L'appel se termina sur un clic abrupt. Renji posa le combiné avec une lenteur délibérée, ses yeux se perdant dans la lueur vacillante d'une bougie. Kyoto était loin, mais l'étendue de ce qui venait de se passer résonnait déjà dans les ombres.

« Tu n'as rien raté », dit-il sans se retourner, brisant le silence pesant du bureau.

Dans l'ombre d'un coin de la pièce, Kazuki s'avança, un sourire amusé flottant sur ses lèvres.

« Monsieur, je dois avouer que tu as un talent certain pour provoquer des réactions. Ryuuji Hebiyama en train de rire ? Cela valait la peine d'écouter ».

Renji lui fit signe de s'asseoir. Sur le bureau, un épais dossier marqué du nom « Sayuri Hebiyama » attendait. Renji posa une main ferme dessus avant de le faire glisser vers Kazuki.

« Apprends tout ce qu'il y a à savoir sur elle. Son caractère, ses préférences, ses défauts. Si tu veux réussir, ce n'est pas seulement elle que tu devras séduire. C'est son grand-père et tout le clan Hebiyama ».

Kazuki attrapa le dossier, l'ouvrant avec une curiosité visible. Des photos de Sayuri, des rapports détaillés, et même des notes sur ses activités quotidiennes remplissaient les pages. Ses yeux gris brillèrent d'une lueur malicieuse.

« Elle semble... intéressante. Cela pourrait être amusant ».

Renji fronça les sourcils, son regard perçant s'accrochant à celui de son petit-fils. D'un geste brusque, il attrapa Kazuki par le col et le rapprocha de son visage, sa voix grondant comme un tonnerre contenu.

« Tu crois que c'est un jeu ? Si tu échoues, Kazuki, je jure que tu regretteras d'avoir jamais été mon héritier. Tu n'es pas ici pour t'amuser. Tu es là pour protéger ce que j'ai bâti. Si tu laisses ton arrogance tout gâcher, je te briserai moi-même ».

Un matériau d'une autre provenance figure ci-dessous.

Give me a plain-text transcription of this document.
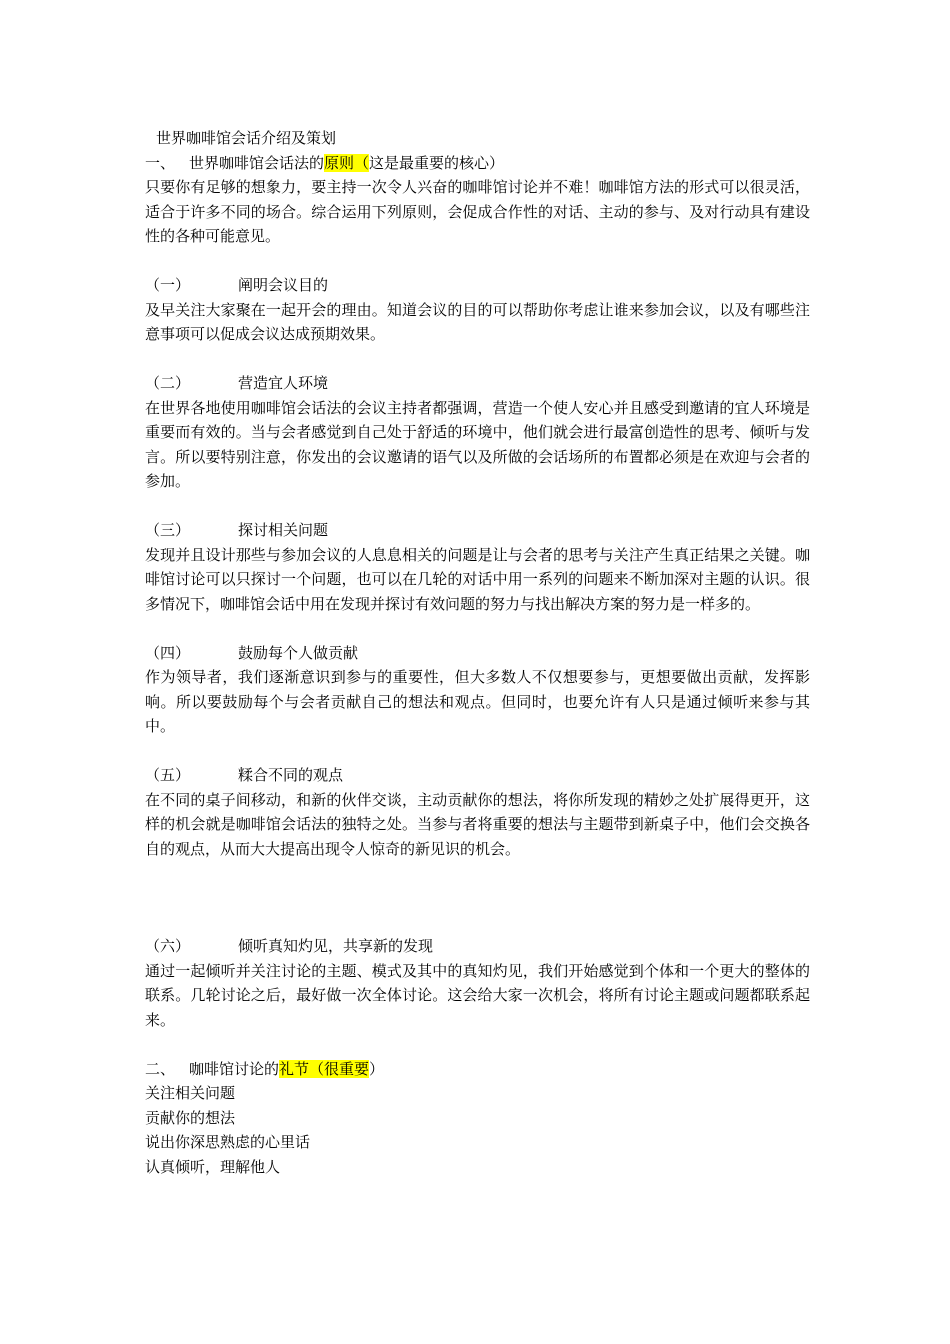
世界咖啡馆会话介绍及策划
一、 世界咖啡馆会话法的原则（这是最重要的核心）
只要你有足够的想象力，要主持一次令人兴奋的咖啡馆讨论并不难！咖啡馆方法的形式可以很灵活，适合于许多不同的场合。综合运用下列原则，会促成合作性的对话、主动的参与、及对行动具有建设性的各种可能意见。
（一）	阐明会议目的
及早关注大家聚在一起开会的理由。知道会议的目的可以帮助你考虑让谁来参加会议，以及有哪些注意事项可以促成会议达成预期效果。
（二）	营造宜人环境
在世界各地使用咖啡馆会话法的会议主持者都强调，营造一个使人安心并且感受到邀请的宜人环境是重要而有效的。当与会者感觉到自己处于舒适的环境中，他们就会进行最富创造性的思考、倾听与发言。所以要特别注意，你发出的会议邀请的语气以及所做的会话场所的布置都必须是在欢迎与会者的参加。
（三）	探讨相关问题
发现并且设计那些与参加会议的人息息相关的问题是让与会者的思考与关注产生真正结果之关键。咖啡馆讨论可以只探讨一个问题，也可以在几轮的对话中用一系列的问题来不断加深对主题的认识。很多情况下，咖啡馆会话中用在发现并探讨有效问题的努力与找出解决方案的努力是一样多的。
（四）	鼓励每个人做贡献
作为领导者，我们逐渐意识到参与的重要性，但大多数人不仅想要参与，更想要做出贡献，发挥影响。所以要鼓励每个与会者贡献自己的想法和观点。但同时，也要允许有人只是通过倾听来参与其中。
（五）	糅合不同的观点
在不同的桌子间移动，和新的伙伴交谈，主动贡献你的想法，将你所发现的精妙之处扩展得更开，这样的机会就是咖啡馆会话法的独特之处。当参与者将重要的想法与主题带到新桌子中，他们会交换各自的观点，从而大大提高出现令人惊奇的新见识的机会。
（六）	倾听真知灼见，共享新的发现
通过一起倾听并关注讨论的主题、模式及其中的真知灼见，我们开始感觉到个体和一个更大的整体的联系。几轮讨论之后，最好做一次全体讨论。这会给大家一次机会，将所有讨论主题或问题都联系起来。
二、 咖啡馆讨论的礼节（很重要）
关注相关问题
贡献你的想法
说出你深思熟虑的心里话
认真倾听，理解他人
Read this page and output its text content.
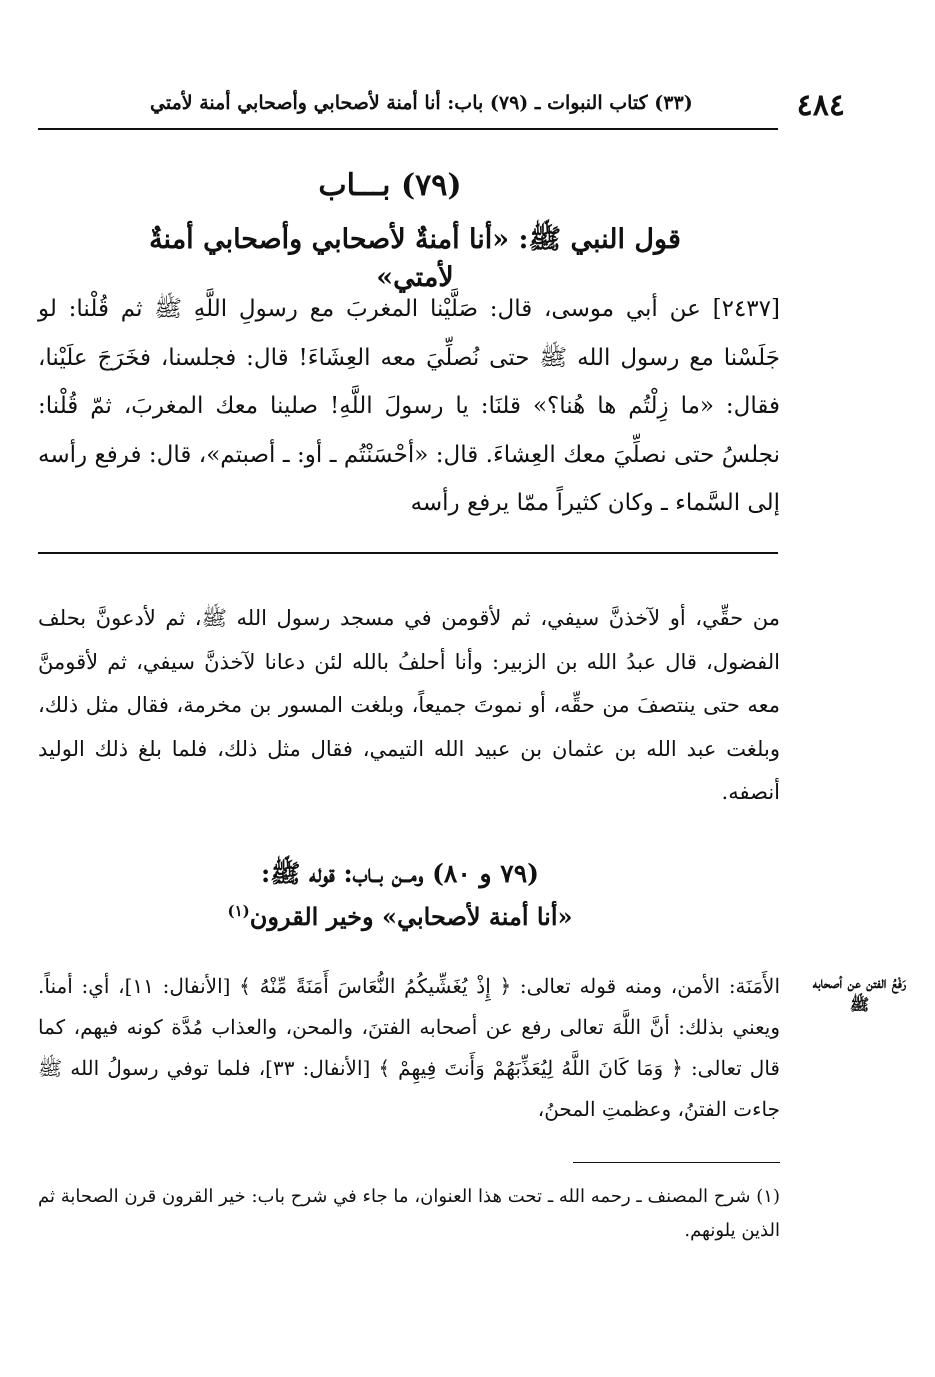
٤٨٤
(٣٣) كتاب النبوات ـ (٧٩) باب: أنا أمنة لأصحابي وأصحابي أمنة لأمتي
(٧٩) بـــاب
قول النبي ﷺ: «أنا أمنةٌ لأصحابي وأصحابي أمنةٌ لأمتي»
[٢٤٣٧] عن أبي موسى، قال: صَلَّيْنا المغربَ مع رسولِ اللَّهِ ﷺ ثم قُلْنا: لو جَلَسْنا مع رسول الله ﷺ حتى نُصلِّيَ معه العِشَاءَ! قال: فجلسنا، فخَرَجَ علَيْنا، فقال: «ما زِلْتُم ها هُنا؟» قلنَا: يا رسولَ اللَّهِ! صلينا معك المغربَ، ثمّ قُلْنا: نجلسُ حتى نصلِّيَ معك العِشاءَ. قال: «أحْسَنْتُم ـ أو: ـ أصبتم»، قال: فرفع رأسه إلى السَّماء ـ وكان كثيراً ممّا يرفع رأسه
من حقِّي، أو لآخذنَّ سيفي، ثم لأقومن في مسجد رسول الله ﷺ، ثم لأدعونَّ بحلف الفضول، قال عبدُ الله بن الزبير: وأنا أحلفُ بالله لئن دعانا لآخذنَّ سيفي، ثم لأقومنَّ معه حتى ينتصفَ من حقِّه، أو نموتَ جميعاً، وبلغت المسور بن مخرمة، فقال مثل ذلك، وبلغت عبد الله بن عثمان بن عبيد الله التيمي، فقال مثل ذلك، فلما بلغ ذلك الوليد أنصفه.
(٧٩ و ٨٠) ومــن بــاب: قوله ﷺ:
«أنا أمنة لأصحابي» وخير القرون$^{(١)}$
رَفْعُ الفتن عن أصحابه ﷺ
الأَمَنَة: الأمن، ومنه قوله تعالى: ﴿ إِذْ يُغَشِّيكُمُ النُّعَاسَ أَمَنَةً مِّنْهُ ﴾ [الأنفال: ١١]، أي: أمناً. ويعني بذلك: أنَّ اللَّهَ تعالى رفع عن أصحابه الفتنَ، والمحن، والعذاب مُدَّة كونه فيهم، كما قال تعالى: ﴿ وَمَا كَانَ اللَّهُ لِيُعَذِّبَهُمْ وَأَنتَ فِيهِمْ ﴾ [الأنفال: ٣٣]، فلما توفي رسولُ الله ﷺ جاءت الفتنُ، وعظمتِ المحنُ،
(١) شرح المصنف ـ رحمه الله ـ تحت هذا العنوان، ما جاء في شرح باب: خير القرون قرن الصحابة ثم الذين يلونهم.
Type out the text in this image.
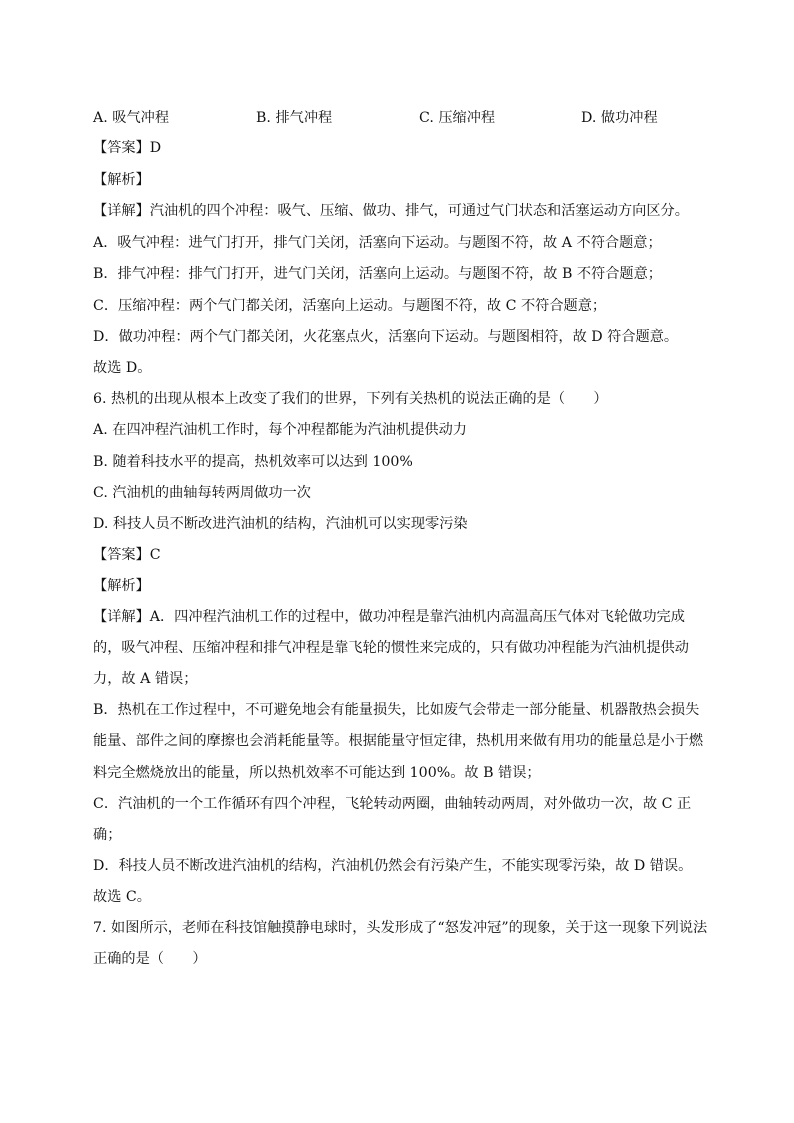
A. 吸气冲程	B. 排气冲程	C. 压缩冲程	D. 做功冲程
【答案】D
【解析】
【详解】汽油机的四个冲程：吸气、压缩、做功、排气，可通过气门状态和活塞运动方向区分。
A．吸气冲程：进气门打开，排气门关闭，活塞向下运动。与题图不符，故 A 不符合题意；
B．排气冲程：排气门打开，进气门关闭，活塞向上运动。与题图不符，故 B 不符合题意；
C．压缩冲程：两个气门都关闭，活塞向上运动。与题图不符，故 C 不符合题意；
D．做功冲程：两个气门都关闭，火花塞点火，活塞向下运动。与题图相符，故 D 符合题意。
故选 D。
6. 热机的出现从根本上改变了我们的世界，下列有关热机的说法正确的是（　　）
A. 在四冲程汽油机工作时，每个冲程都能为汽油机提供动力
B. 随着科技水平的提高，热机效率可以达到 100%
C. 汽油机的曲轴每转两周做功一次
D. 科技人员不断改进汽油机的结构，汽油机可以实现零污染
【答案】C
【解析】
【详解】A．四冲程汽油机工作的过程中，做功冲程是靠汽油机内高温高压气体对飞轮做功完成
的，吸气冲程、压缩冲程和排气冲程是靠飞轮的惯性来完成的，只有做功冲程能为汽油机提供动
力，故 A 错误；
B．热机在工作过程中，不可避免地会有能量损失，比如废气会带走一部分能量、机器散热会损失
能量、部件之间的摩擦也会消耗能量等。根据能量守恒定律，热机用来做有用功的能量总是小于燃
料完全燃烧放出的能量，所以热机效率不可能达到 100%。故 B 错误；
C．汽油机的一个工作循环有四个冲程，飞轮转动两圈，曲轴转动两周，对外做功一次，故 C 正
确；
D．科技人员不断改进汽油机的结构，汽油机仍然会有污染产生，不能实现零污染，故 D 错误。
故选 C。
7. 如图所示，老师在科技馆触摸静电球时，头发形成了“怒发冲冠”的现象，关于这一现象下列说法
正确的是（　　）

Kazuki, bien que surpris, resta calme, un sourire léger toujours accroché à ses lèvres : « Je comprends, monsieur. Considère cela comme fait ».

Renji le relâcha, ses yeux brillant d'une colère froide.

« Alors montre-moi que tu es digne de porter le nom Ginryu. Prépare-toi, et sois irréprochable ».

Kazuki referma le dossier avec un claquement sec, son sourire confiant toujours présent.

« Ne t'inquiète pas, monsieur. J'ai toujours aimé les défis ».

Renji le regarda quitter la pièce, le bruit des pas de Kazuki s'estompant dans le couloir. Dans l'ombre vacillante de son bureau, le chef des Ginryu resta immobile, son esprit déjà tourné vers les prochaines étapes de son plan.